Whether jumping from bridges or resurrecting from near death, I’ve come to the conclusion that there are no life changing events, just events that change trajectories by a few hundredths of a decimal point. I’m not thanking the liars and the heartbreakers and the assholes in my life for where I am today, and I’m never going to until the sun shines in my head again.

Not of my fault, nor of your fault, nor of anyone else’s fault in this realm, life is not as fun as I thought it’d be at six years old. What lessons have I learned other than dislove and distrust? Waning friendships? Fading dreams? Dying wishes? And I’m also wondering if anyone can touch the abandoned space between isolated systems of organs (I depressingly think that no one is capable of truly distancing this void).
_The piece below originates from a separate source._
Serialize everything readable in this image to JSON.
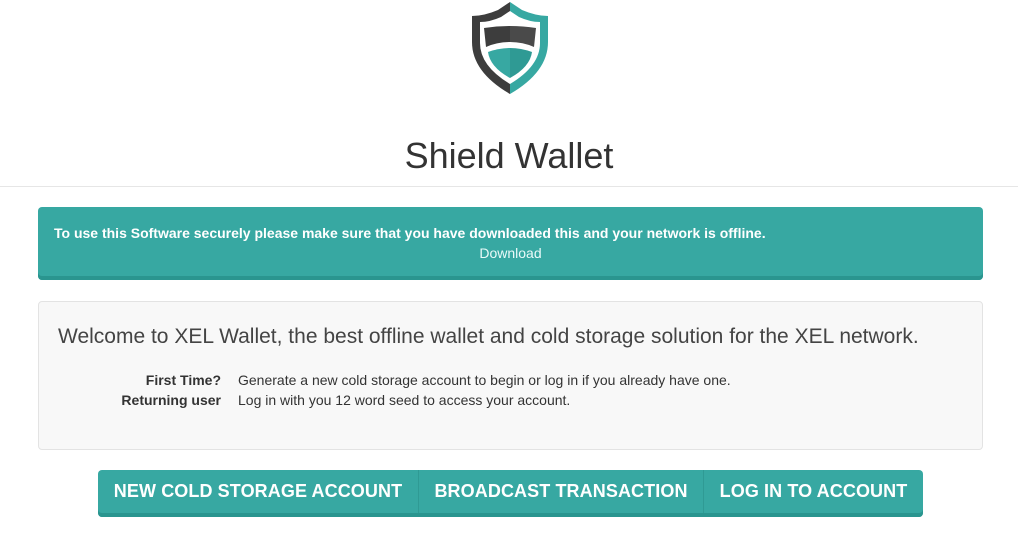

And additionally, I’m feeling really sad that I’ve ran my future children into the ground in result of my pronouncement to be as un-alive as possible.

It’s final; life is everything and nothing that I thought it would be. Yet somehow, I remain in love with a universe that hurts to love. And standing eight stories above, looking down not at the cars stuck in traffic, but at the bruise on my left calf, the silence now sings not of fantasyland love, but of loneliness. And to this, I am learning to say, “Okay. O-k-a-y.”